I fondamentali continuano a favorire la moneta americana: il differenziale dei tassi reali a lunga (T-Bond meno Bund), che era negativo a inizio anno, è ora ampiamente positivo. La Fed, tradizionalmente, non ha nei suoi bersagli il cambio del dollaro, ma questa volta potrebbe essere diverso: all’interno del Fomc c’è chi si rende conto di questi problemi. Per la moneta cinese, colpita anch’essa dalla forza della moneta americana (il 28 settembre aveva raggiunto un cambio di 7,20, ai massimi da cinque anni), c’è stato un parziale ritracciamento. Ma per la Cina i vantaggi superano gli svantaggi: l’inflazione è sotto controllo (2,5% l’indice complessivo dei prezzi al consumo, e 0,8% quello core) e la debolezza della moneta favorisce la competitività e conforta la crescita.

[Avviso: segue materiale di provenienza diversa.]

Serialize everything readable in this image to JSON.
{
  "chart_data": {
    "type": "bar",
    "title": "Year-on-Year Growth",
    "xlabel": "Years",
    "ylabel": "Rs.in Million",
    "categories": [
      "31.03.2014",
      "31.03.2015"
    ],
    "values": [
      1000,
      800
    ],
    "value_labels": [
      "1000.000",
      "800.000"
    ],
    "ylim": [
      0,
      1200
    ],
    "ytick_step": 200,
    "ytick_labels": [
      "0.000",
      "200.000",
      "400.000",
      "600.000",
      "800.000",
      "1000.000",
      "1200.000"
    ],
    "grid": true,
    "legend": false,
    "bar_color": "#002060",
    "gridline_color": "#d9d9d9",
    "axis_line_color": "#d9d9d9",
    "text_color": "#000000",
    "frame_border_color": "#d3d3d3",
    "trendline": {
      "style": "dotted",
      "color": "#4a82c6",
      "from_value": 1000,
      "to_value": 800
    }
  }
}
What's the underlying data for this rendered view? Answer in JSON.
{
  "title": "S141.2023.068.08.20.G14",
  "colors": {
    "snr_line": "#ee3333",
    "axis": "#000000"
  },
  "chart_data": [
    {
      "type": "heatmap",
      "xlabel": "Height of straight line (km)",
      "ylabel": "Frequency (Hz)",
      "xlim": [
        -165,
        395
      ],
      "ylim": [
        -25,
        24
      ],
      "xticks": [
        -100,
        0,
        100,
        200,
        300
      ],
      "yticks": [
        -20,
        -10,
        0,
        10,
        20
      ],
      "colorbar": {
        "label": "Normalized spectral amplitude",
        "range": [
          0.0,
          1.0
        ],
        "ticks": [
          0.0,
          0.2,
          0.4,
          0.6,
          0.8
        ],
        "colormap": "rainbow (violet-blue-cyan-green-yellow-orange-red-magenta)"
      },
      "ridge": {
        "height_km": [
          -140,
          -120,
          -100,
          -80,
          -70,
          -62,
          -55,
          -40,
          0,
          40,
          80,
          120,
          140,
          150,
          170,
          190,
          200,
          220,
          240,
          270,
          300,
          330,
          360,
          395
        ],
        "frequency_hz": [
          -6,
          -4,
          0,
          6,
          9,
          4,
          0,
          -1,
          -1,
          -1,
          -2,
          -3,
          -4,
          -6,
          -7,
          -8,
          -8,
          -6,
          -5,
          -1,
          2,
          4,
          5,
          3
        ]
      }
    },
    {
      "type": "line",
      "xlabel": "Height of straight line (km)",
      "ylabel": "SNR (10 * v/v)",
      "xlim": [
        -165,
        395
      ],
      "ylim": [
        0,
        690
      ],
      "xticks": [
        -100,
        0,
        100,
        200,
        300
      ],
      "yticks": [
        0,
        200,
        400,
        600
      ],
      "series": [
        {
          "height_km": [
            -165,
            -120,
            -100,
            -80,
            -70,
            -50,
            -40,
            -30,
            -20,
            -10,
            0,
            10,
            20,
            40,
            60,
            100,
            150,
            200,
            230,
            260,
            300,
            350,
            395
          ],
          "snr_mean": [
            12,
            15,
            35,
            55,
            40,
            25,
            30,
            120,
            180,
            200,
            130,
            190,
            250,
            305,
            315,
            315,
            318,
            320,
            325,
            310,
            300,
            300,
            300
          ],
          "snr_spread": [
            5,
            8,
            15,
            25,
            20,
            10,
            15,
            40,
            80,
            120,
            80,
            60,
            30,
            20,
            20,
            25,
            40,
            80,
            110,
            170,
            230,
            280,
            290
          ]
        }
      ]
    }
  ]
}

I mercati azionari sono quelli che più hanno sofferto della volatilità di cui si parlava all’inizio, e le ragioni le abbiamo elencate. Un tempo si parlava di Greenspan Put, quella ‘garanzia’, cioè, che quando le cose si mettono male nella Borsa, la Fed viene in soccorso con riduzioni dei tassi. Un Powell Put, tuttavia, è molto poco probabile, dato che la Fed vuole irrigidire le condizioni monetarie intese a restringere la domanda, e un mercato azionario debole aiuta.
Ma est modus in rebus, e un crollo verticale di Wall Street non è nell’interesse di nessuno. Lo si è visto con il Bank of England Put, quando la Banca, dopo l’incredibile fiasco con il mini-budget dell’ineffabile coppia Truss-Kwarteng, è stata costretta a un altro Qe per sostenere i Gilts, quando i fondi pensione, con regolatori addormentati al volante, avevano usato la leva finanziaria per riempirsi la pancia di titoli lunghi.